We Need to Save Wetlands
Wisconsin weather records show our annual rainfall continues to rise. The increase has begun to overwhelm our wetlands’ ability to absorb the additional water volume and flow. Flooding is getting worse. This not only damages homes and property. It carries more pollutants into streams and lakes, ultimately affecting the quality of our drinking water.
Wetlands act like filtering sponges in our ecosystem. They temporarily hold back and then slowly release surges in rainfall, to help manage flooding. And they capture and store carbon, which reduces atmospheric greenhouse gases.

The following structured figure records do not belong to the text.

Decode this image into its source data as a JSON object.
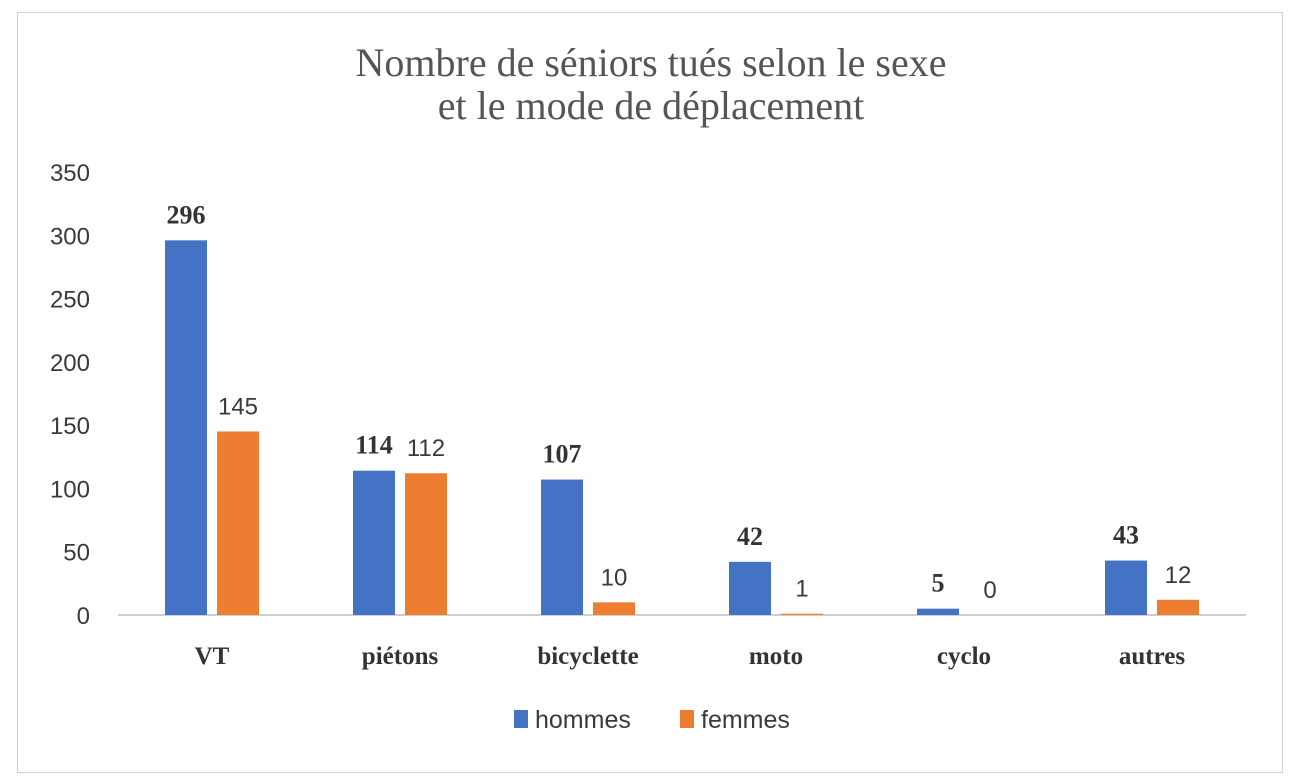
{
  "chart_data": {
    "type": "bar",
    "title_lines": [
      "Nombre de séniors tués selon le sexe",
      "et le mode de déplacement"
    ],
    "categories": [
      "VT",
      "piétons",
      "bicyclette",
      "moto",
      "cyclo",
      "autres"
    ],
    "series": [
      {
        "name": "hommes",
        "color": "#4472C4",
        "values": [
          296,
          114,
          107,
          42,
          5,
          43
        ]
      },
      {
        "name": "femmes",
        "color": "#ED7D31",
        "values": [
          145,
          112,
          10,
          1,
          0,
          12
        ]
      }
    ],
    "ylim": [
      0,
      350
    ],
    "yticks": [
      0,
      50,
      100,
      150,
      200,
      250,
      300,
      350
    ],
    "grid": false,
    "legend_position": "bottom",
    "xlabel": "",
    "ylabel": ""
  }
}
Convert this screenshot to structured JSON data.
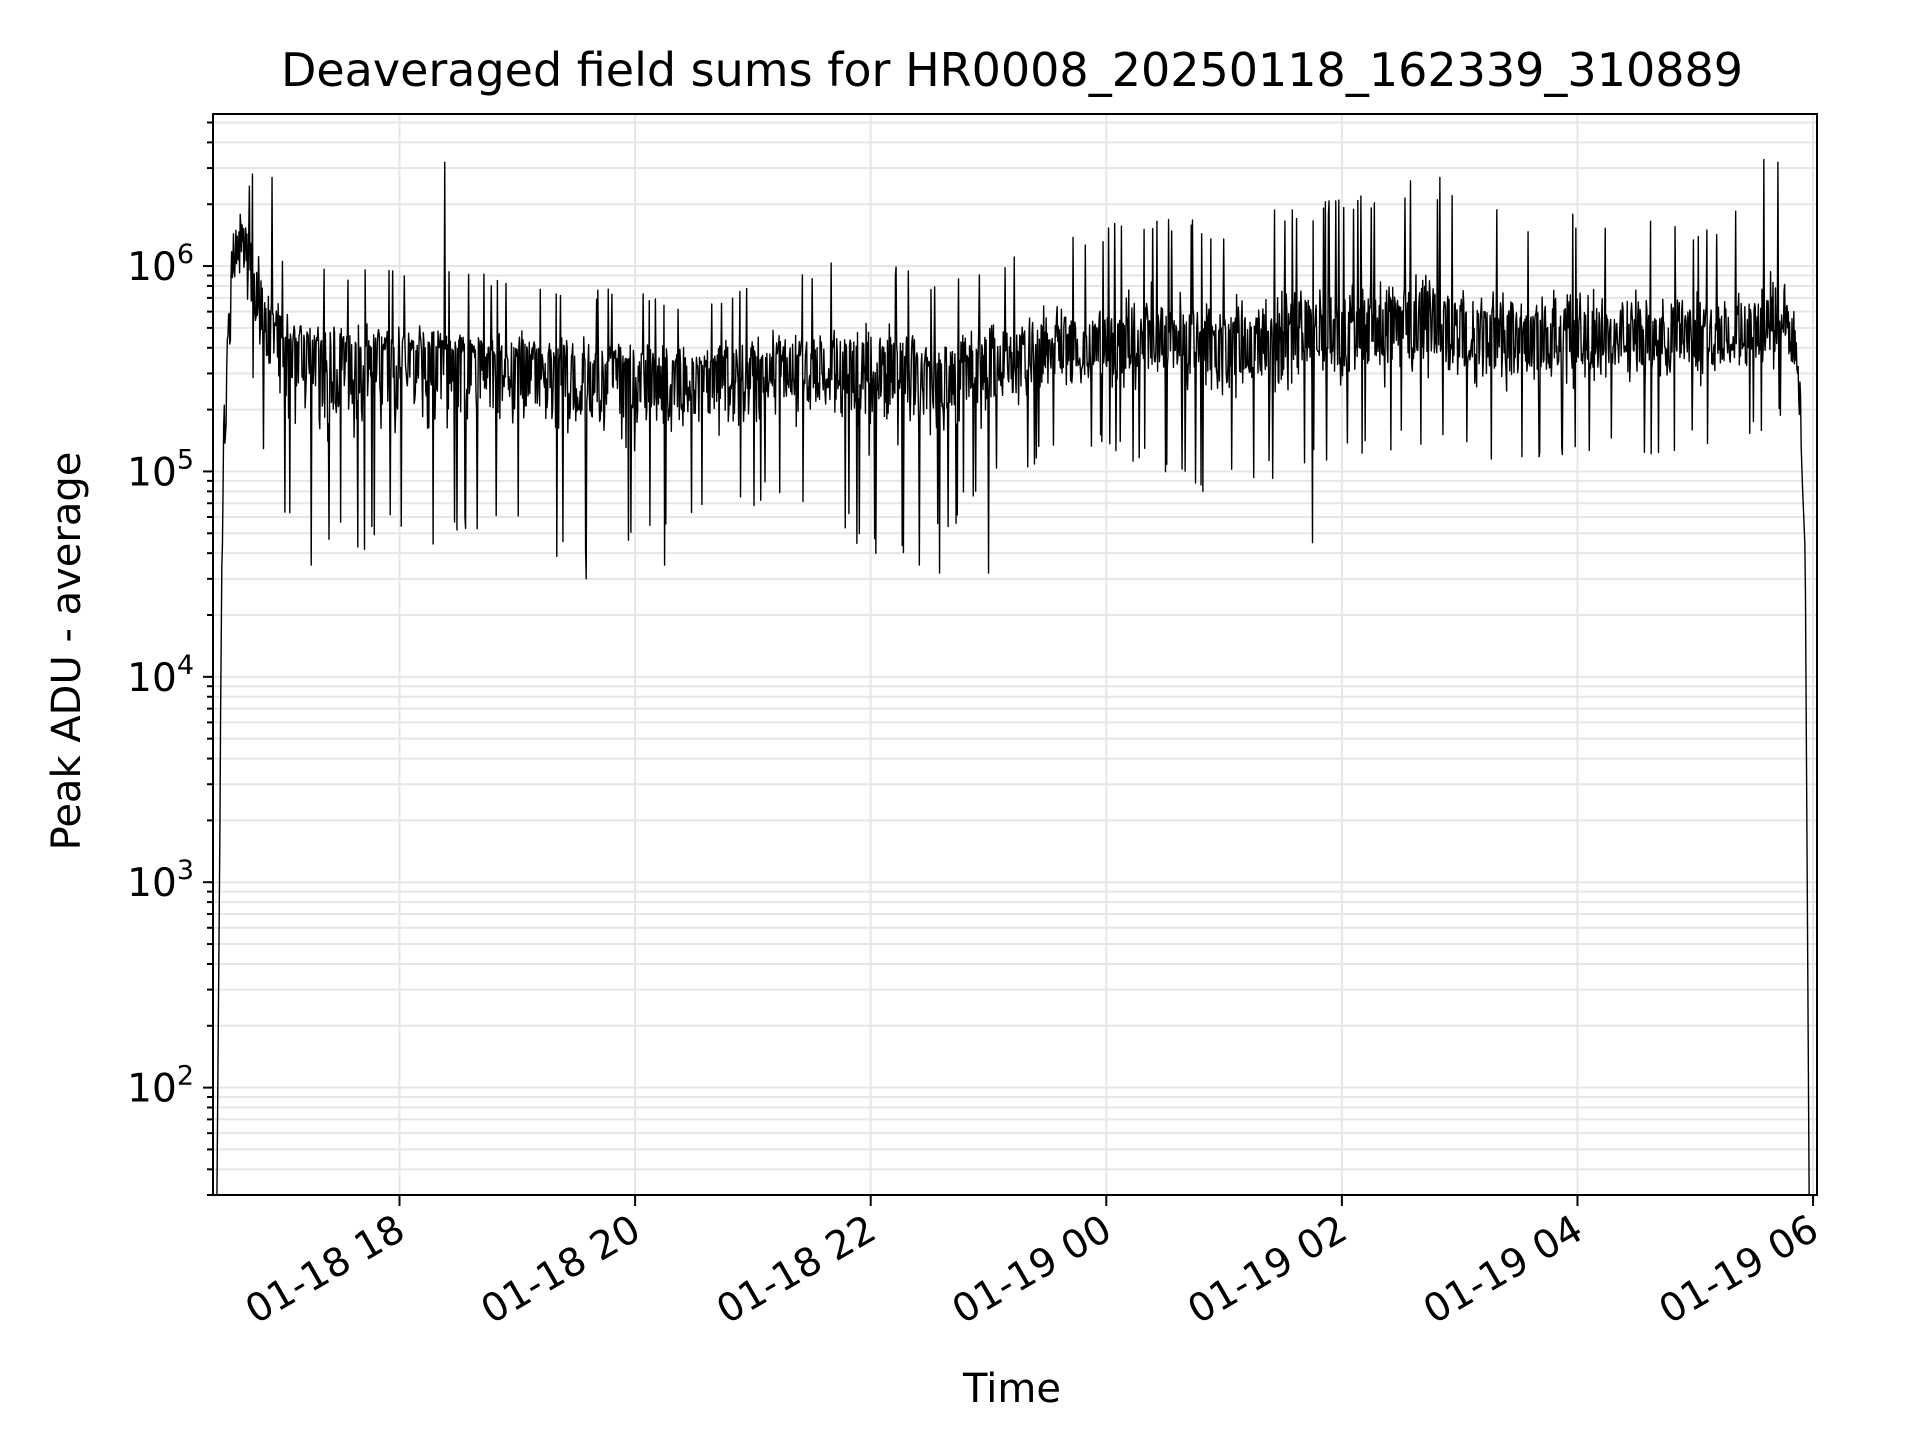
{
  "chart_data": {
    "type": "line",
    "title": "Deaveraged field sums for HR0008_20250118_162339_310889",
    "xlabel": "Time",
    "ylabel": "Peak ADU - average",
    "y_scale": "log",
    "xlim": [
      "2025-01-18 16:25",
      "2025-01-19 06:02"
    ],
    "ylim": [
      30,
      5500000
    ],
    "grid": true,
    "line_color": "#000000",
    "grid_color": "#e6e6e6",
    "x_tick_labels": [
      "01-18 18",
      "01-18 20",
      "01-18 22",
      "01-19 00",
      "01-19 02",
      "01-19 04",
      "01-19 06"
    ],
    "y_tick_labels": [
      {
        "base": "10",
        "exp": "2"
      },
      {
        "base": "10",
        "exp": "3"
      },
      {
        "base": "10",
        "exp": "4"
      },
      {
        "base": "10",
        "exp": "5"
      },
      {
        "base": "10",
        "exp": "6"
      }
    ],
    "series": [
      {
        "x": [
          "2025-01-18 16:27",
          "2025-01-18 16:30",
          "2025-01-18 16:35",
          "2025-01-18 16:40",
          "2025-01-18 16:50",
          "2025-01-18 17:00",
          "2025-01-18 17:30",
          "2025-01-18 18:00",
          "2025-01-18 18:30",
          "2025-01-18 19:00",
          "2025-01-18 19:30",
          "2025-01-18 20:00",
          "2025-01-18 20:30",
          "2025-01-18 21:00",
          "2025-01-18 21:30",
          "2025-01-18 22:00",
          "2025-01-18 22:30",
          "2025-01-18 23:00",
          "2025-01-18 23:30",
          "2025-01-19 00:00",
          "2025-01-19 00:30",
          "2025-01-19 01:00",
          "2025-01-19 01:30",
          "2025-01-19 02:00",
          "2025-01-19 02:30",
          "2025-01-19 03:00",
          "2025-01-19 03:30",
          "2025-01-19 04:00",
          "2025-01-19 04:30",
          "2025-01-19 05:00",
          "2025-01-19 05:30",
          "2025-01-19 05:45",
          "2025-01-19 05:52",
          "2025-01-19 05:56",
          "2025-01-19 05:58"
        ],
        "y": [
          30,
          100000,
          1200000,
          1500000,
          600000,
          400000,
          380000,
          360000,
          340000,
          330000,
          320000,
          310000,
          300000,
          320000,
          340000,
          360000,
          300000,
          330000,
          380000,
          420000,
          450000,
          400000,
          430000,
          460000,
          520000,
          480000,
          430000,
          460000,
          470000,
          450000,
          500000,
          600000,
          350000,
          40000,
          30
        ],
        "spread_low": [
          1,
          0.1,
          0.3,
          0.3,
          0.2,
          0.12,
          0.1,
          0.12,
          0.12,
          0.14,
          0.1,
          0.12,
          0.16,
          0.2,
          0.2,
          0.1,
          0.1,
          0.25,
          0.3,
          0.3,
          0.2,
          0.18,
          0.2,
          0.22,
          0.25,
          0.25,
          0.25,
          0.25,
          0.25,
          0.28,
          0.3,
          0.3,
          0.5,
          1,
          1
        ],
        "spread_high": [
          1,
          5,
          2.2,
          2,
          3,
          3,
          2.5,
          2.8,
          3,
          2.5,
          2.5,
          2.5,
          2.2,
          2.5,
          3,
          3,
          3,
          3.2,
          3.5,
          3.8,
          4,
          4,
          4.5,
          4.8,
          5,
          4.5,
          4.2,
          4,
          3.8,
          3.5,
          4,
          5,
          2,
          1,
          1
        ],
        "peaks": [
          [
            "2025-01-18 16:45",
            2800000
          ],
          [
            "2025-01-18 16:55",
            2700000
          ],
          [
            "2025-01-18 18:23",
            3200000
          ],
          [
            "2025-01-18 17:15",
            35000
          ],
          [
            "2025-01-18 19:35",
            30000
          ],
          [
            "2025-01-18 20:15",
            35000
          ],
          [
            "2025-01-18 22:35",
            32000
          ],
          [
            "2025-01-18 23:00",
            32000
          ],
          [
            "2025-01-19 01:45",
            45000
          ],
          [
            "2025-01-19 02:35",
            2600000
          ],
          [
            "2025-01-19 02:50",
            2700000
          ],
          [
            "2025-01-19 05:35",
            3300000
          ],
          [
            "2025-01-19 05:42",
            3200000
          ]
        ]
      }
    ]
  }
}
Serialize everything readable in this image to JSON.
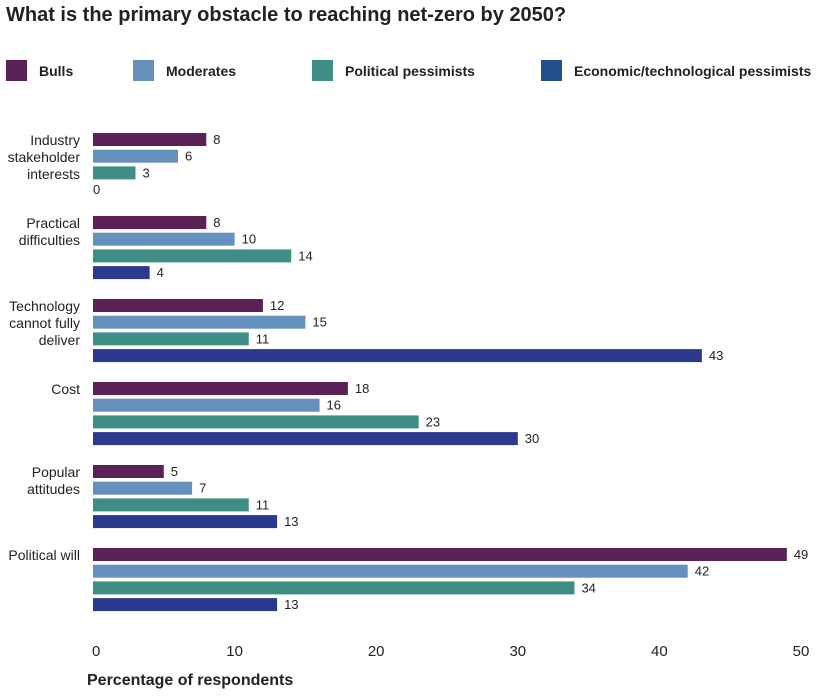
{
  "chart_data": {
    "type": "bar",
    "orientation": "horizontal",
    "title": "What is the primary obstacle to reaching net-zero by 2050?",
    "xlabel": "Percentage of respondents",
    "ylabel": "",
    "xlim": [
      0,
      50
    ],
    "xticks": [
      0,
      10,
      20,
      30,
      40,
      50
    ],
    "grid": false,
    "legend_position": "top",
    "categories": [
      [
        "Industry",
        "stakeholder",
        "interests"
      ],
      [
        "Practical",
        "difficulties"
      ],
      [
        "Technology",
        "cannot fully",
        "deliver"
      ],
      [
        "Cost"
      ],
      [
        "Popular",
        "attitudes"
      ],
      [
        "Political will"
      ]
    ],
    "series": [
      {
        "name": "Bulls",
        "color": "#5b2157",
        "values": [
          8,
          8,
          12,
          18,
          5,
          49
        ]
      },
      {
        "name": "Moderates",
        "color": "#6590bd",
        "values": [
          6,
          10,
          15,
          16,
          7,
          42
        ]
      },
      {
        "name": "Political pessimists",
        "color": "#3e8e86",
        "values": [
          3,
          14,
          11,
          23,
          11,
          34
        ]
      },
      {
        "name": "Economic/technological pessimists",
        "color": "#2b3a8c",
        "legend_color": "#22508f",
        "values": [
          0,
          4,
          43,
          30,
          13,
          13
        ]
      }
    ]
  }
}
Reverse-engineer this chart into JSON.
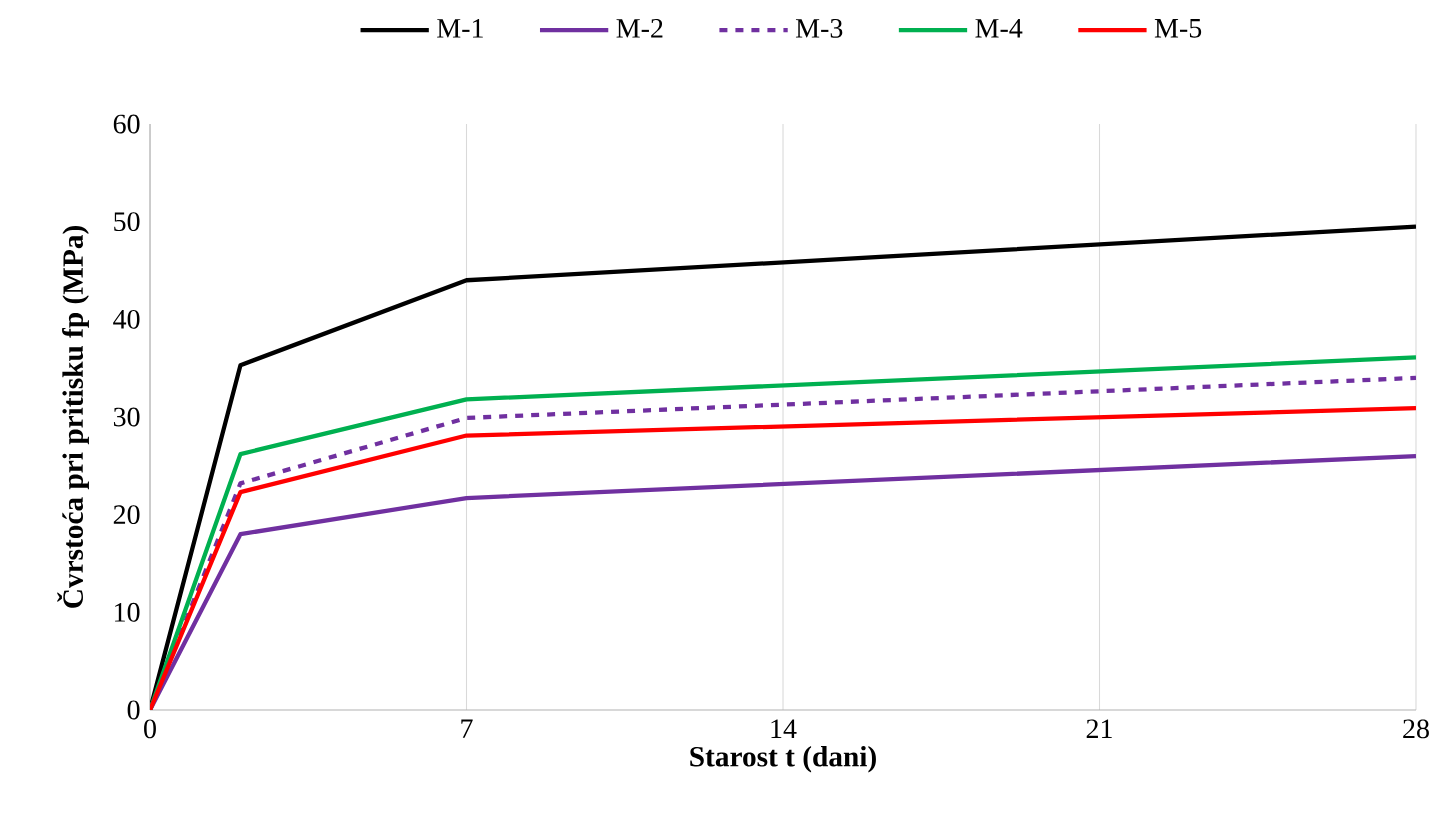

Wisconsin has already lost 50% of its original wetlands, and we can’t afford to lose more. Groundswell helps protect wetland. One of our conservation successes is 84 acres of wetlands along Six-Mile Creek, that continues to reduce flooding in Waunakee and keep Lake Mendota cleaner by naturally filtering the creek water that runs into it. Click the Story tab to learn more about the Six-Mile Creek wetland.
Patience Pays Off
When Dave O’Malley was a boy, he didn’t think of the marsh as an important watershed that’s protecting Dane County’s lakes. It was just a place for grazing cattle and childhood adventures. It was a spot to build rafts, enjoy camping trips or go fishing for chubs.
“The only thing we thought about was where the fish were,” O’Malley said.
As adults, O’Malley and his siblings came to understand the larger value their family farm had to the environment. It’s a high-quality wetland that includes 6-Mile Creek and it has a big benefit to the surrounding landscape. The marsh acts as a natural sponge, retaining, filtering and slowly releasing floodwater before it rushes into the Village of Waunakee or Lake Mendota.
While wetlands are a defense against flooding and other impacts of climate change, they are a fast-disappearing resource. Only about half of Wisconsin’s original wetlands remain.
But the 84-acre O’Malley parcel is not going anywhere. It’s permanently protecting the watershed, reducing flooding and providing a natural space for the community to enjoy.
“It would not have happened without Groundswell,” O’Malley said.
The land has been part of the O’Malley family since the 1800s. Groundswell worked for four years to orchestrate a land deal that transferred ownership of the property to the Village of Waunakee. Funding and other support to purchase the property came from the Knowles-Nelson Stewardship Program, Dane County Conservation Fund, North American Wetlands Conservation Act, the Village of Waunakee, the Town of Westport, and supporters of Groundswell, including the Estate of Marie Fraser.
The property is located on the western edge of Waunakee and it’s now open for public use.
“You can kill two birds with one stone,” O’Malley said. “You can protect water quality and have flood control for the village and then you can also have a conservancy and recreation area for people to come out and enjoy.”
When he was a boy, O’Malley marveled at the spawning Lake Monona northern pike that he encountered in the marsh. How in the world could the fish travel so far?
O’Malley said the land will continue to be a place where the community can connect with the wonders of nature.